Für Estriche im Bauwesen ist DIN 18560 (Ausgabe 4/2004) maßgebend. Sie besteht aus:

Teil 1: Allgemeine Anforderungen, Prüfung und Ausführung

Teil 2: Estriche und Heizestriche auf Dämmschichten (schwimmende Estriche)

Teil 3: Verbundestriche

Teil 4: Estriche auf Trennschicht

Teil 7: Hochbeanspruchbare Estriche (Industrieestriche)

Die Norm ist gültig für:

Calcium-Sulfat-Fließestrich CAF

Calcium-Sulfatestrich CA

Gussasphaltestrich AS

Kunstharzestrich SR

Magnesiaestrich MA

Zementestrich CT

Estrich

Estrich ist ein auf einem tragenden Untergrund oder auf einer zwischenliegenden Trenn- oder Dämmschicht hergestelltes Bauteil, das unmittelbar nutzfähig ist oder mit einem Belag, ggfs. frisch in frisch, versehen werden kann.

Estrich auf Trennschicht

Ein Estrich auf Trennschicht ist ein Estrich, der von dem tragenden Untergrund durch eine dünne Zwischenlage getrennt ist.

Schwimmender Estrich

Ein schwimmender Estrich ist ein auf einer Dämmschicht hergestellter Estrich, der auf seiner Unterlage beweglich ist und keine unmittelbare Verbindung mit angrenzenden Bauteilen, z.

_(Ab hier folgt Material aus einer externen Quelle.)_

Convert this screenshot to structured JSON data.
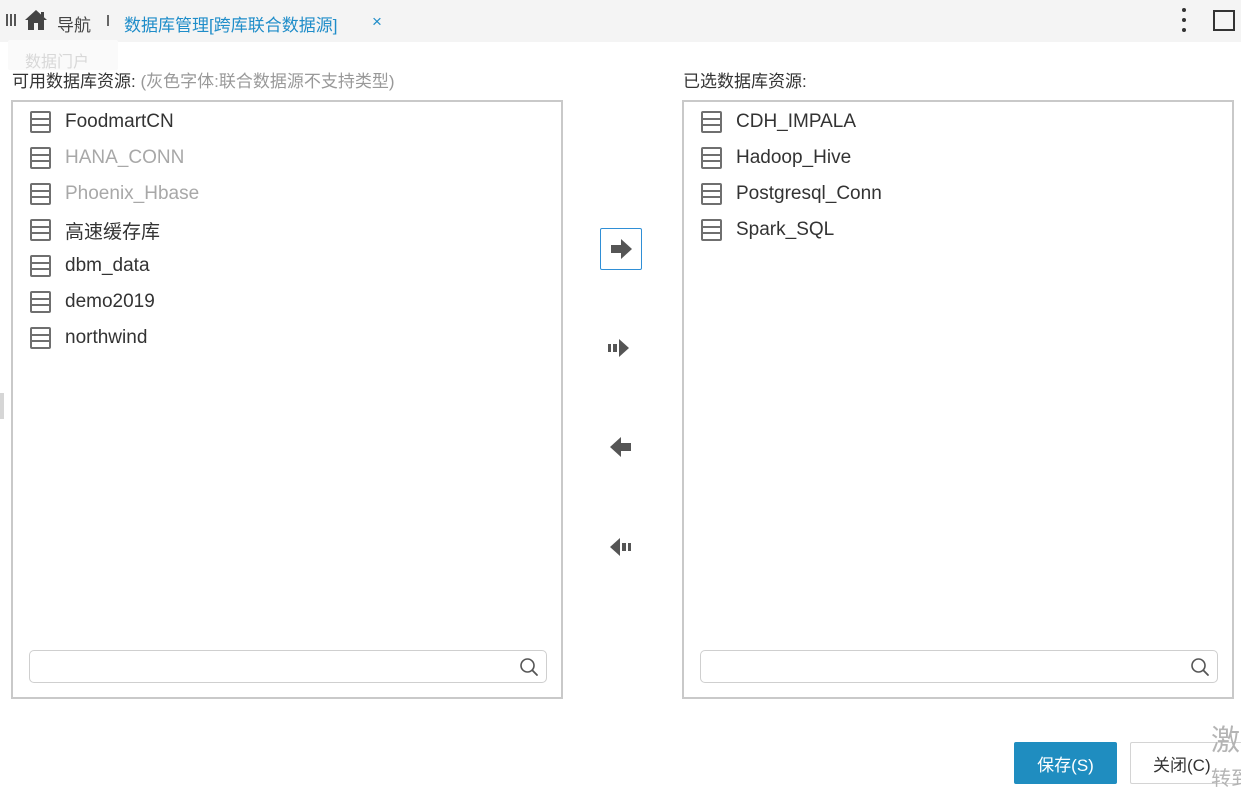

B. Wänden oder Rohren, aufweist. Ein beheizbarer schwimmender Estrich wird als Heizestrich bezeichnet.

Einschichtiger Estrich

Ein einschichtiger Estrich ist ein Estrich, der in einem Arbeitsgang in der erforderlichen Dicke hergestellt wird.

Mehrschichtiger Estrich

Ein mehrschichtiger Estrich ist ein in mehreren Schichten hergestellter Estrich. Die einzelnen Schichten werden im Verbund hergestellt. Wird die Oberschicht unmittelbar genutzt, wird sie auch Nutzschicht genannt.

Baustellenestrich

Baustellenestrich ist ein Estrich, der aus Ausgangsstoffen auf der Baustelle gemischt oder der einbaufertig in gemischtem Zustand der Baustelle geliefert und dort in frischem Zustand eingebaut wird. Baustellenestrich, der durch Zugabe eines Fließmittels ohne nennenswerte Verteilung und Verdichtung eingebracht werden kann, wird als Fließestrich bezeichnet.

Fertigteilestrich

Fertigteilestrich ist ein Estrich, der aus vorgefertigten, kraftschlüssig miteinander verbundenen Platten besteht.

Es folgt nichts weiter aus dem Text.